Our narrator, Nick Carroway is overwhelmed. He’s been taken from his usual life and thrown head first into the whirlwind that is the Gatsby. Through the excesses of production we feel the same. I was enthralled from the opening scene and didn’t draw breath again until the closing credits.

What did the critics say? Things like “…tramples over the subtleties of the F Scott Fitzgerald classic…” or “transformed a book of class, subtlety and sophistication into a frenzied folly, with the heartfelt emotion of a Las Vegas floorshow.”

Others have loved it. I’ve seen ratings from 2 stars to 4.5 stars.

Friends opinions have been as divided. One said, ‘don’t you think it was, well, a little OTT?’

A little? A little over the top? Absabloodylutely. If you don’t do excesses, if you’re into subtlety, you’ll hate it. Somehow though, I don’t think Luhrmann would care- he just wants you to really feel something. He wants you to be moved. I was.

It’s 5 stars from me.

Gold star

*From The Movie Show

Author: Jo

Author, baker, sunrise chaser

10 thoughts

  1. I think when you step into a Baz Lurhman production you should expect just that. But as a fan of the book (I recently re-read it in preparation to see the film) I can see why critics and the like could be harsh. However, I haven’t see it yet, hoping to this weekend, but I do expect it to be over-the-top but I also hope that the essence of the story isn’t lost either! And you’re not a bad critic, just a real life one!

    1. Thanks Jodi. I deliberately didn’t re-read the book- I wanted to be able to separate the 2- if that makes any sort of sense. The book has a gorgeous subtlety & the movie is gloriously overwhelming. I hope you enjoy it too…

  2. I really enjoyed the Great Gatsby. I think he portrayed the essence of the story rather well, though it’s been 20 years, I will admit, since I last read it. Di Caprio is always excellent of course. It’s not, perhaps, the usual movie goers fare, but I loved it too.

  3. OK you’ve convinced me I must catch it at the cinema, Baz Lurhman movies just are not good as videos, I loved Australia and Moulin Rouge for their larger than life portrayals. Not to mention Hugh Jackman. I think you make a great movie critic

    1. hello, you’re a Pisces- you should love it 🙂 BTW I haven’t commented much, but loving your Tassie posts….

  4. Style over substance is fine, if you know what you are in for, I say. I’m going to go, I’m probably going to hate it. But you have to see it, don’t you? And for the style, in 3D at the cinema…I never listen to the critics.

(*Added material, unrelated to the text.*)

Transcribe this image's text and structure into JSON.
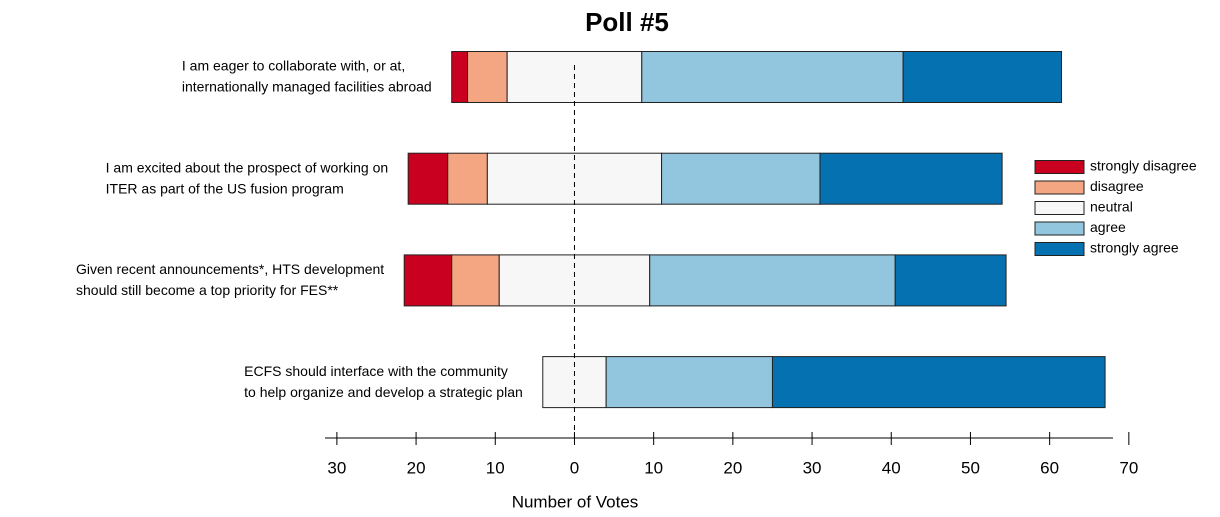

I have my own standards and half the time the critics don’t know what they’re talking about 😉

  5. I’m keen to see it. I was to go with friends this week to a fund raising showing but it was only in 2D and given that Baz’s stuff is usually visually decadent I want to see the 3D version.

    As a critic, I find it hard to be negative. I’ve been doing some write ups in my Fraser Coasting blog and find that I try to balance the bad with the good. A friend who also contributes to that blog recently did a restaurant review which was quite negative and I felt bad for the manager (who I know). I would have ended it on a positive note, whereas my friend didn’t. Of course it was her review and I couldn’t change it… but still…

    1. I’m the same. My mum always says if you have nothing nice to say, don’t say anything at all- & I’m like that with reviews. If I didn’t like it, I won’t talk about it.

  6. I don’t normally enjoy the critically acclaimed movies either – I’d rather be entertained than intellectually challenged by a movie. You should definitely do more reviews, I’d read them! And a belated thank you too for linking up last week – I obviously had a shocker and missed the last 4 linkers – sorry!